Megan Shea, a Kansas University graduate student, is directing the provocative play, which she describes as a "detailed look at the life of a woman who was subjected to sexual and mental abuse that eventually led to a murder."
"This play is for women, by a woman and about women," Shea said. "It is an exploration into the mind of a young woman who has recently murdered her mother. As the woman is questioned about her motive for this act of horror, she flashes back to a childhood filled with abuse. Her memories detail how her grandmother, mother and father all took part in subjecting her to their dysfunctional whims."
"Butterfly Kiss," published in Great Britain by Nick Hern Books in 1994, was first produced at the Almeida Theatre in London in April 1994. Shea said she was attracted to the script because of the many violent acts that have occurred in recent years in this country.
"It seems as if, suddenly, people who were once considered 'normal' by their neighbors are transformed into perpetrators, victims and abusers," she said. "The crime attracts the attention of the entire nation. We wonder why. Why did Susan Smith drown her children? Why did the tragedy at Columbine occur? Why are the killers' morals different from our own? We blame violent media, video games and lack of gun control as we search for motive in the details of the life of the murderer. We give importance to speculations of friends, neighbors and relatives. But how often do we take seriously what the murderer has to say about her actions?"
Shea said the play also intrigued her because it concentrates on exploring one character.
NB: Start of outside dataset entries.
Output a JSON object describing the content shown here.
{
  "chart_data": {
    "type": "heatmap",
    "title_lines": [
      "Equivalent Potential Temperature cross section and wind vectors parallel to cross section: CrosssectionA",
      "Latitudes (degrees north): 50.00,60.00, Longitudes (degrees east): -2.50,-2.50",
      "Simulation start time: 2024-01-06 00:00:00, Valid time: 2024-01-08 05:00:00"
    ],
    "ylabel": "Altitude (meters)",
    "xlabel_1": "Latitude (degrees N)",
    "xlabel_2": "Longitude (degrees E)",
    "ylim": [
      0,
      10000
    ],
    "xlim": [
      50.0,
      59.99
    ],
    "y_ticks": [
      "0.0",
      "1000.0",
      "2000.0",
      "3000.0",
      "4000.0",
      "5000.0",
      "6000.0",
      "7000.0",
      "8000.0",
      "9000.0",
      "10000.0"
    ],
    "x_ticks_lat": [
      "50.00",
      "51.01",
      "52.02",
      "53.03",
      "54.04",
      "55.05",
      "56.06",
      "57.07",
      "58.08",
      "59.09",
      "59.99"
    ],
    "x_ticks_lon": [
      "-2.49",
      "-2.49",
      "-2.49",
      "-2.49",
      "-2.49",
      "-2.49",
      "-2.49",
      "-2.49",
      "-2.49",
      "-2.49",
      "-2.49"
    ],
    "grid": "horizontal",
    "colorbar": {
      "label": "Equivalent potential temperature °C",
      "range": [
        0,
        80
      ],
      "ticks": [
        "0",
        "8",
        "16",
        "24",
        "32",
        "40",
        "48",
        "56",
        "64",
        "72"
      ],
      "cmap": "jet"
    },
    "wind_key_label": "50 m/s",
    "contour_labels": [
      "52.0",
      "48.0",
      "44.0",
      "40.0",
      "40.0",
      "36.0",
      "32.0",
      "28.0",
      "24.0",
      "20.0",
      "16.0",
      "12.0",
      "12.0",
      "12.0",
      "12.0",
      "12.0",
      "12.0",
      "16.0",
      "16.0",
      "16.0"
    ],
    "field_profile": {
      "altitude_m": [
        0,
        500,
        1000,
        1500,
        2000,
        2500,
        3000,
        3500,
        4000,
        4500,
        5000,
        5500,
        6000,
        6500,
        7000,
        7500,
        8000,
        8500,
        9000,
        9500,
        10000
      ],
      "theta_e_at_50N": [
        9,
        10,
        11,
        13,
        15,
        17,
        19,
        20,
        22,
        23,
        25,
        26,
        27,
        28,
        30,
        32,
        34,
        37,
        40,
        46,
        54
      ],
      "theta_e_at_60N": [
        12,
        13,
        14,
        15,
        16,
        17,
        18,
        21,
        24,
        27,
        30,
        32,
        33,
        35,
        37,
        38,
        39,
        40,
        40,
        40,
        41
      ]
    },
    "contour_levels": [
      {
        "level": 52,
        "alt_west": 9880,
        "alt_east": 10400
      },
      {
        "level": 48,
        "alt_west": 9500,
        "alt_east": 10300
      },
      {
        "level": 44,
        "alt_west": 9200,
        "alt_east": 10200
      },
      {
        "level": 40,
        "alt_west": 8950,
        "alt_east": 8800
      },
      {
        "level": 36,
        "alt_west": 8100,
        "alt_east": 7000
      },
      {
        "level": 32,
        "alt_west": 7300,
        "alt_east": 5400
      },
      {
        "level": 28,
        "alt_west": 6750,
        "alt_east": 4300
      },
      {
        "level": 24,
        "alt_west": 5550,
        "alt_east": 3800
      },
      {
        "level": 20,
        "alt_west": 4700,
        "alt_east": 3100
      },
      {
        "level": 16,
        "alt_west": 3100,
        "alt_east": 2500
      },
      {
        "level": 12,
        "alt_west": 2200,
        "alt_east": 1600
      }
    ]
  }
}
"Spectators get a glimpse of life through this woman's eyes," she explained. "The events that happen occur with other people, but are always taken from her point of view. This character is dark; she was driven to murder her own mother and appears as guiltless in the eyes of the audience and to the other characters onstage."
The play is set in a jail cell, although the woman's memories transform the cell into several settings including her childhood home.
"The place presented onstage appears to be not only the physical prison where she is located, but also the prison of her mind," Shea said. "As the play continues, we see a woman trapped by her past, or by her remembrance of everything that has happened earlier in life. During her recollections, her emotions demonstrate a coldness, which can only stem from a complete shutdown of human affectation."
The play is the opener for the KU Women's Play Festival, which also includes "So What's New," Nov. 8-11 and 13-16; "The Waiting Room," Feb. 14-17 and 19-22; "Desdemona, A Play About A Handkerchief," April 4-7 and 9-12; and "Lear's Daughter," May 2-5 and 7-9. All of the plays are in Inge Theatre.